The moles (voles?) have been taking a toll on our lawn this year. Strange patterns are written all over in dead grass, where their tunnels have disturbed the roots enough to kill it. Since we're organic, we won't poison them. We don't like killing things anyway, which makes them hard to control.

Yesterday I found out that help is already on its way.

"Help," in this case, is in the form of a 3 to 4 foot long black snake. I didn't get a good enough look for positive identification. It's either a black rat snake or a black racer. In my book, a snake that size is "giant," especially when I almost stepped on him, and of course my first reaction was to scream. His response was to vibrate his tail really fast, mimicking a rattler (I've since read that is pretty common among non-venomous snakes). My second reaction was to bang frantically on the back door until my husband came out. I needed him out there not to protect me, but to keep an eye on where the snake went while I ran for my camera. The slithery one is living in a hole in the flower bed next to my kitchen window, and unfortunately was most of the way home before I had a chance to snap the pic.

When we bought this house a year and a half ago, the yard was beautifully kept but, like most suburban yards, it seemed so.... sterile. We didn't even have that many squirrels last summer. Not that we need a lot of squirrels! But with our previous yard we just grew used to having all sorts of animals around (eventually I even came face to face with the coyote that was sleeping in my compost pile!) and it made the view out the back window much more interesting.

In the time we've been here, though, we've been seeing steadily more wildlife, thanks no doubt to the bird feeders and the lack of poisons. In addition to the snake, another newcomer is a chipmunk we spotted this weekend on our back porch.

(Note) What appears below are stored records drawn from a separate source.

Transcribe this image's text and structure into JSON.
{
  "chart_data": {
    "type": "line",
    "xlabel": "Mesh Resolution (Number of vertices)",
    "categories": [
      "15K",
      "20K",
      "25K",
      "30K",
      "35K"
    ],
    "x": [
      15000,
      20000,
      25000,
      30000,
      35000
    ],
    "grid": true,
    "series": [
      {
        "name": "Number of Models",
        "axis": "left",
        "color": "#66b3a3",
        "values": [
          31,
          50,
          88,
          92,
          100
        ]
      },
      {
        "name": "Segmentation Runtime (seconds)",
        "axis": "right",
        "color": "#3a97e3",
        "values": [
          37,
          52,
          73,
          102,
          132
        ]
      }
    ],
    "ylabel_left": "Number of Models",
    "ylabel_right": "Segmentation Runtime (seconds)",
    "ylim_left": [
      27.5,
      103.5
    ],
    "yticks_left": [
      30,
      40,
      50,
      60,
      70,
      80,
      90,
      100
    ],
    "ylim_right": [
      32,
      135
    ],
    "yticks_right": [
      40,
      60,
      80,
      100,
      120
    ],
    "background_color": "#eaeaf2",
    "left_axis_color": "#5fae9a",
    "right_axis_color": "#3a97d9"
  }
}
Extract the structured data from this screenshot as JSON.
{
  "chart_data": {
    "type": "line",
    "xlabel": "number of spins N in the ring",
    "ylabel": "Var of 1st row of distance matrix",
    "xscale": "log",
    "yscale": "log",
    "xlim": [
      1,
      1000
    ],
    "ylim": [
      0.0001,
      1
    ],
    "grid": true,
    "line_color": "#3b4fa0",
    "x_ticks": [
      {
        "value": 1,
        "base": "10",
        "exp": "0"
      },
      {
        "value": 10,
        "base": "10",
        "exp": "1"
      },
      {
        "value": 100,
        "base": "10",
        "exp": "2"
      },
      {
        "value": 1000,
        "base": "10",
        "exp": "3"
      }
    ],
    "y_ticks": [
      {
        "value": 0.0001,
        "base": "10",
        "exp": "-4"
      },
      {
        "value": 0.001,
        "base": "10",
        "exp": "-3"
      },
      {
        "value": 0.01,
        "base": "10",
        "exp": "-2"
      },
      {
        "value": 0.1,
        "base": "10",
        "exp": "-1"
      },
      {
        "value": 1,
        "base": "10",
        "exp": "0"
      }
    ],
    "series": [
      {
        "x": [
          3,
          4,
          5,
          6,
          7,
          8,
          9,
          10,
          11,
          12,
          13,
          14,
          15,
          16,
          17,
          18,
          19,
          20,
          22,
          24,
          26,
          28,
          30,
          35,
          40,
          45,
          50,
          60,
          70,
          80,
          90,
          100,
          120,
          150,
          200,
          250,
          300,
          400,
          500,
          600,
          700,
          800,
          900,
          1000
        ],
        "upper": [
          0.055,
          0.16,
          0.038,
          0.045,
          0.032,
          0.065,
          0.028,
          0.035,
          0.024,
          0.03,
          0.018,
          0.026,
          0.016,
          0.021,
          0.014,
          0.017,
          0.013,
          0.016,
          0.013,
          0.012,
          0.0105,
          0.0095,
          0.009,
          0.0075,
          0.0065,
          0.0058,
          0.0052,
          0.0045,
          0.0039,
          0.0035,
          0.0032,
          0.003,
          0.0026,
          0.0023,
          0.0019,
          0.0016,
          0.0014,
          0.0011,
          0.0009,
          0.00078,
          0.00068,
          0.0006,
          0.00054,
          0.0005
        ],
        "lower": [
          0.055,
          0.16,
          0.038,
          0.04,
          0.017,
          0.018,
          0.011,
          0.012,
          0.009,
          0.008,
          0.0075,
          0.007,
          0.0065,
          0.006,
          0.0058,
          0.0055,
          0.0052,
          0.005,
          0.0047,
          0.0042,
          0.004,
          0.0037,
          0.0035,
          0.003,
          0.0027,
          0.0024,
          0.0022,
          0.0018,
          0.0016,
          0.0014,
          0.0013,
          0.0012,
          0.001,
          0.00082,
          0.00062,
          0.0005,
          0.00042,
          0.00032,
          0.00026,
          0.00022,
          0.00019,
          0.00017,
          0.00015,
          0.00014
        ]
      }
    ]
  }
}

In addition to the chipmunk and snake, here are the other creatures we've encountered out back:
- Lots of birds, most are common ones (sparrows, robbins, finches, starlings, etc.)
- Woodpeckers: downy and flicker
- An unidentified hawk or two
- An occasional owl passer-by (never to be seen, only heard)
- Raccoon
- Squirrels
- Rabbits (although none in the back yard this year... maybe because of the snake)
- Moles (or voles... I don't know how to tell the difference)
- Mice

Some of the critters are pests, but once you make your yard inviting to urban wildlife, you don't exactly get to choose which wildlife must remain on the other side of the fence. So we take the "bad" with the good. And it's always interesting to see what nature sends around when the "bad" starts to get out of hand.